Голос Осло утратил силу. Он стал мрачным, как окружавшие их сумерки. Он говорил, не глядя на Вуд, упершись взглядом в стол.
— Мы всегда думали, что человечество — животное, способное зализать собственные раны. Но на самом деле мы хрупки, как большая картина, прекрасное и ужасное монументальное полотно, которое создает само себя уже на протяжении столетий. Из-за этого мы ранимы: царапины на полотне человечества заделать трудно. А нацисты рвали холст, пока не превратили его в лохмотья. Наши убеждения разлетелись вдребезги, и их осколки затерялись в истории. С красотой уже ничего нельзя было сделать: только томиться по ней. Мы уже не могли вернуться к Леонардо, Рафаэлю, Веласкесу или Ренуару. Человечество превратилось в пережившего войну калеку с открытыми ужасу глазами. Вот настоящее достижение нацистов. Художники еще страдают от этого наследия, Эйприл. В этом смысле, только в этом смысле, можно сказать, что Гитлер навсегда выиграл войну.
Он поднял грустные глаза на молча слушавшую его Вуд.
— Как и в университете, я слишком много говорю, — улыбаясь, произнес он.
— Нет. Пожалуйста, продолжай.
Осло заговорил снова, разглядывая набалдашник своей палки:
— Искусство всегда чутко реагировало на исторические перипетии. Послевоенное искусство распалось; полотна вспыхнули яркими цветами, растворились в сумасшедшем кружении аморфных тел. Движения, течения оказались эфемерными. Один художник дошел до того, что не без основания утверждал, будто авангардные течения — всего лишь материя, из которой создается завтрашняя традиция. Появилась живопись действия, встречи и перфомансы, поп-арт и искусство, не поддающееся классификации. Школы рождались и умирали. Каждый художник стал сам себе школой, и единственным принятым правилом стало не следовать никаким правилам. Тогда родился гипердраматизм, который в определенной степени связан с разрушением более, чем какое-либо другое художественное движение.
— Каким образом? — спросила Вуд.
— По словам Калимы, великого теоретика ГД, человеческое начало не только противоречит искусству, а вообще нейтрализует его. Это его подлинные слова из книг, я ничего не выдумываю. Простыми словами можно объяснить это так: произведение ГД становится тем более художественным, чем меньше в нем человеческого. Гипердраматические упражнения направлены на эту конкретную цель: лишить модель ее человеческой сущности, ее убеждений, ее эмоциональной стабильности, твердости, отобрать у нее достоинство, чтобы превратить в вещь, из которой можно сделать искусство. «Чтобы создать картину, мы должны уничтожить человека», — говорят гипердраматисты. Вот искусство нашей эпохи, Эйприл. Вот искусство нашего мира, нашего нового столетия. Они не только покончили с людьми: они покончили и со всеми другими видами искусства. Мы живем в гипердраматическом мире.
Осло замолчал. Вуд снова, неизвестно почему, подумала о портрете Дебби Ричардс. О той более привлекательной женщине, которую Хирум держал у себя в доме в память о ней.

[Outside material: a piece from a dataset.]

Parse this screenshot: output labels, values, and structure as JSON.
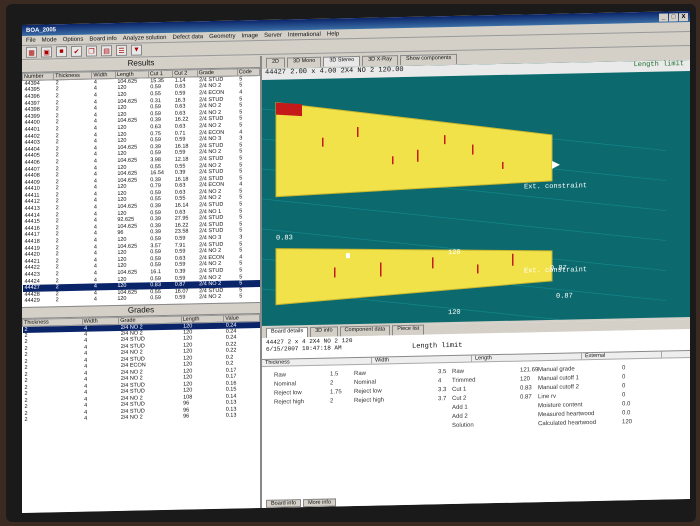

— Как обычно случается, — продолжал Осло, — это дикое направление вызывает самые противоречивые реакции. С одной стороны, есть люди, которые считают, что нужно дойти до конца и низвести человека до непостижимых крайностей: так родились арт-шоки, гипертрагедии, анимарты, живая домашняя утварь… И в довершение всего — высшая степень деградации: отвратительное «грязное» искусство… С другой стороны, есть люди, которые думают, что можно создавать произведения искусства, не разлагая человека и не унижая его. И так родился натурал-гуманизм. — Он поднял руки и улыбнулся. — Но не будем заниматься прозелитизмом.
— Значит, — произнесла Вуд, — написавший это мыслил гипердраматическими понятиями, так?
— Да, но попадаются странные фразы. Например, та, что завершает оба текста: «Если фигуры умирают, картины остаются в веках». Не понимаю, как произведение ГД может остаться в веках, если умрут его фигуры. Говорить так — это абсолютизировать парадокс Танагорского. Тексты запутанные, мне хотелось бы проанализировать их не торопясь. Как бы там ни было, не думаю, что их нужно воспринимать буквально. Помню, в «Алисе» Шалтай-Болтай утверждал, что может придать своим словам то значение, какое ему захочется. Тут происходит нечто подобное. Только автор знает, что он хотел всем этим сказать.